Soll man die Herkunft von Tätern nennen, Herr Bacher?

Politik | Interview: Florian Klenk | aus FALTER 49/15 vom 02.12.2015

Fünf Schüler stehen im Verdacht, eine Mitschülerin in Graz vergewaltigt zu haben. Qualitätsblätter haben den Migrationshintergrund der Verdächtigen nicht genannt. Übertriebene Political Correctness der Behörden, wie die FPÖ kritisiert? Oder doch nur der Versuch, Verbrechen dann nicht zu "ethnifizieren", wenn die Herkunft kriminalistisch keine Rolle spielt. Hansjörg Bacher, Sprecher der Staatsanwaltschaft Graz, erklärt seine Motive.

Herr Bacher, warum gaben Sie die Herkunft der Tatverdächtigen den Medien nicht bekannt?

Das war für mich eine ganz bewusste Entscheidung. In diesem Fall spielt die Herkunft - zumindest beim derzeitigen Verfahrensstand - einfach keine Rolle. Darüber hinaus haben die beschuldigten Jugendlichen ein Recht auf Persönlichkeitsschutz. Sie sind derzeit Verdächtige.

Wann outen Sie die Herkunft eines Täters?

Wenn es im Strafverfahren eine Rolle spielt. Wir hatten zum Beispiel einmal einen Sexualstrafprozess gegen einen Afghanen. Es stellte sich heraus, dass seine Sexualerziehung tatsächlich enorm unterentwickelt war, zumal auch deshalb, weil er streng religiös geprägt war.
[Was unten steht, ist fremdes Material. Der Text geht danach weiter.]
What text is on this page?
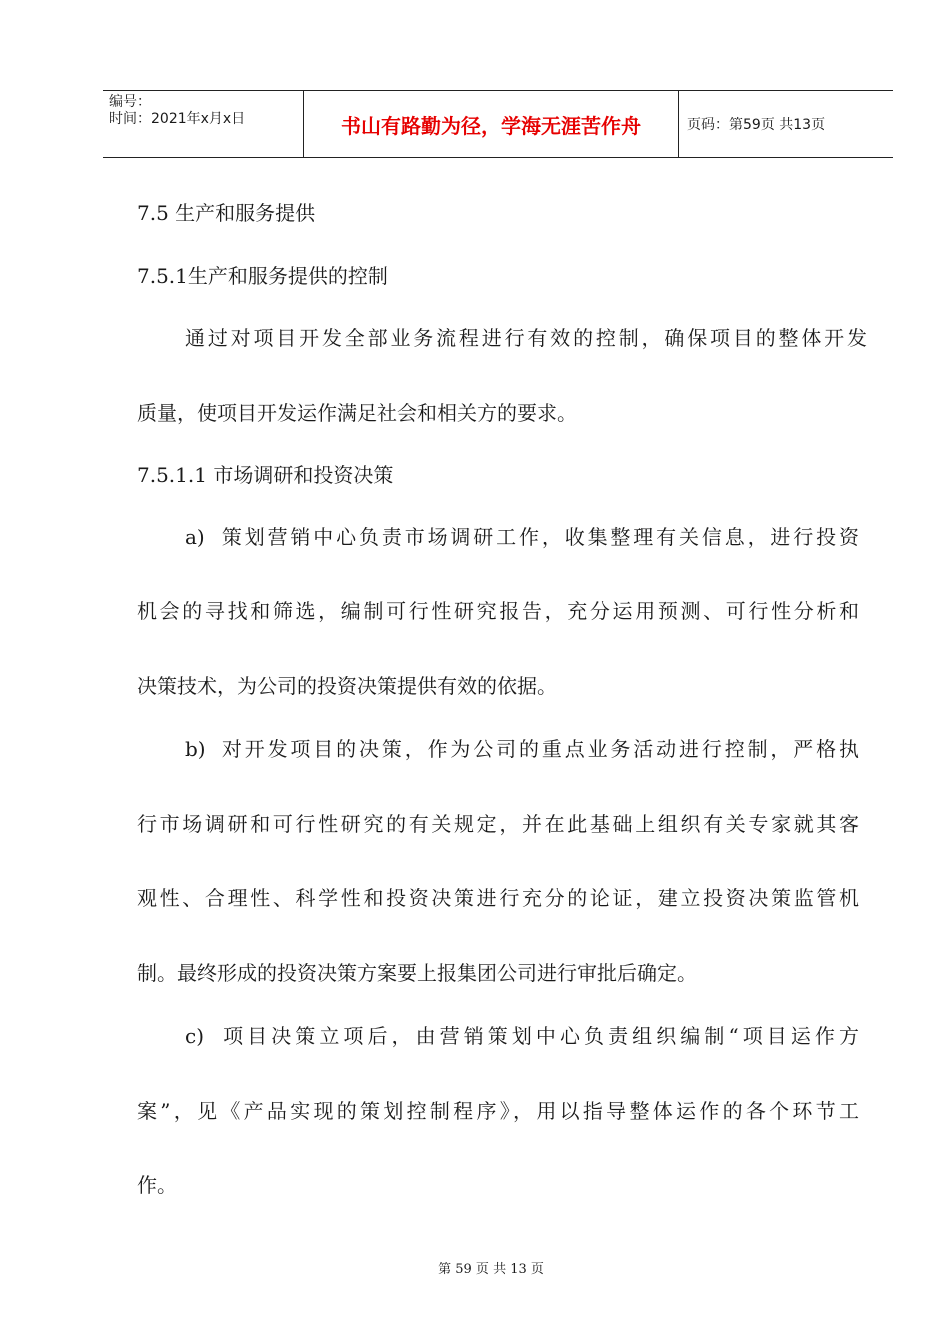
编号：
时间：2021年x月x日	书山有路勤为径，学海无涯苦作舟	页码：第59页 共13页
7.5 生产和服务提供
7.5.1生产和服务提供的控制
通过对项目开发全部业务流程进行有效的控制，确保项目的整体开发
质量，使项目开发运作满足社会和相关方的要求。
7.5.1.1 市场调研和投资决策
a) 策划营销中心负责市场调研工作，收集整理有关信息，进行投资
机会的寻找和筛选，编制可行性研究报告，充分运用预测、可行性分析和
决策技术，为公司的投资决策提供有效的依据。
b) 对开发项目的决策，作为公司的重点业务活动进行控制，严格执
行市场调研和可行性研究的有关规定，并在此基础上组织有关专家就其客
观性、合理性、科学性和投资决策进行充分的论证，建立投资决策监管机
制。最终形成的投资决策方案要上报集团公司进行审批后确定。
c) 项目决策立项后，由营销策划中心负责组织编制“项目运作方
案”，见《产品实现的策划控制程序》，用以指导整体运作的各个环节工
作。
第 59 页 共 13 页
Da war die Herkunft wichtig, um der Öffentlichkeit den Fall zu erklären.

Wie verfahren sie bei den Dschihadistenprozessen?

Hier handelt es sich einerseits nicht mehr um Jugendliche, der Persönlichkeitsschutz tritt ein wenig zurück. Und sehr oft ist es auch wichtig zu wissen, ob es Islamisten mit tschetschenischem, bosnischem oder österreichischem Background sind.

Würden Sie den Medien verraten, ob ein Sexualstraft äter Flüchtling ist?

Das ist eine schwierige Frage. Ich würde vermutlich Rücksprache mit meinen Vorgesetzten halten und die Frage stellen, ob die Flüchtlingseigenschaft in diesem Fall eine Rolle spielt.